75. EFFICIENT TEMPERATURE MANAGEMENT IN MULTIPROCESSOR SYSTEMS
Department: Computer Science & Engineering
Faculty Advisor(s):
Tajana Simunic-Rosing
Primary Student
Name: Shervin Sharifi
Email: shsharif@ucsd.edu
Phone: 858-534-9892
Grad Year: 2011
Abstract
Thermal hot spots and temperature variations have brought new challenges in reliability, performance and cooling costs in deep submicron system-on-chips (SoCs) and also in data centers. Conventional thermal management sacrifices performance to control the temperature by slowing down or stalling processors upon reaching a critical temperature threshold. In this work, we explore the benefits of low-overhead temperature-aware task scheduling for multiprocessor systems. In addition to reactive strategies that respond to the change in on-die temperature, we utilize predictors for forecasting future temperature and workload dynamics, and propose proactive thermal management techniques for multiprocessor SoCs. On an UltraSPARC T1 chip, we demonstrate that proactive methods achieve significantly better thermal profiles in comparison to their reactive counterparts, while avoiding the performance cost.

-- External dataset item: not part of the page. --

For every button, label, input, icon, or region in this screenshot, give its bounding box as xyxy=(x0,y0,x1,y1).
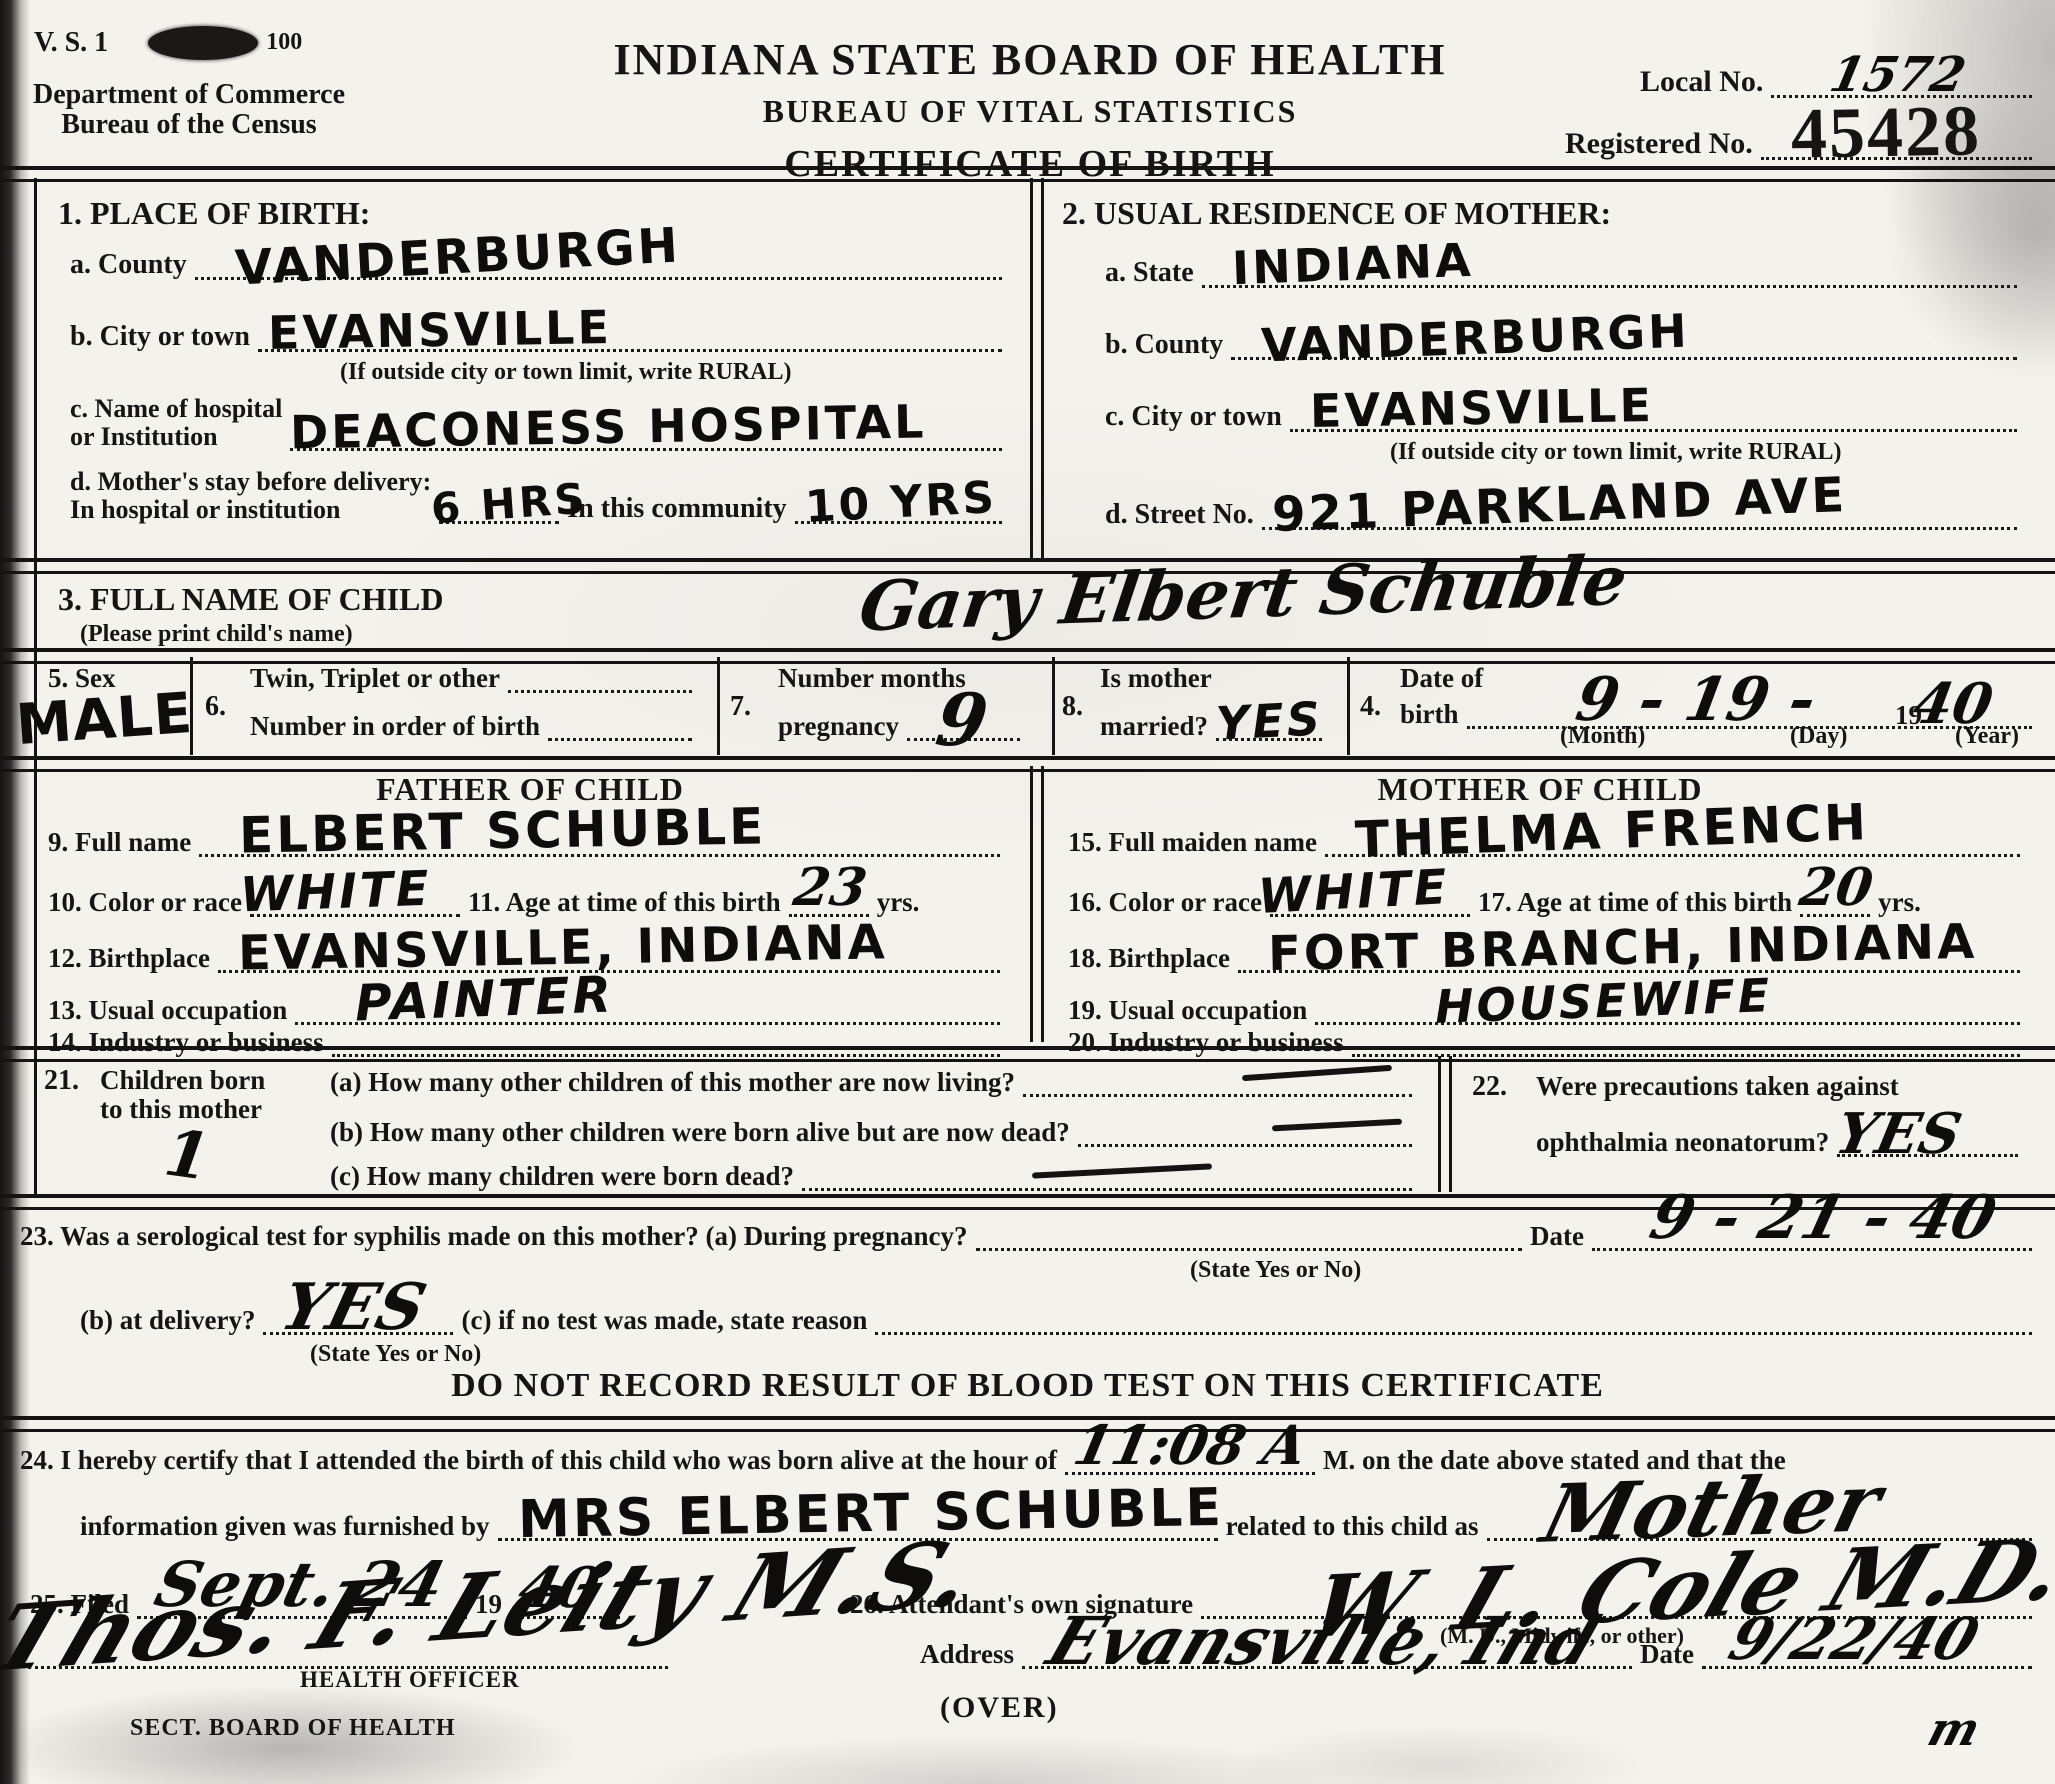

Our thermal management techniques require monitoring system characteristics (i.e., temperature and workload dynamics) at runtime. We leverage Continuous System Telemetry Harness (CSTH) for collecting real-time feedback from the hardware and software sensors. Temperature sensors typically are prone to inaccuracy, and also some systems lack a sufficient number of sensors on the die. To address these issues, we propose two novel solutions. Our first technique is used at design time for sensor allocation and placement to minimize the number of sensors while maintaining the desired accuracy. Second, we introduce a method for indirect temperature sensing, which accurately estimates the temperature at desired locations on the die based on the noisy temperature readings obtained from a limited number of thermal sensors.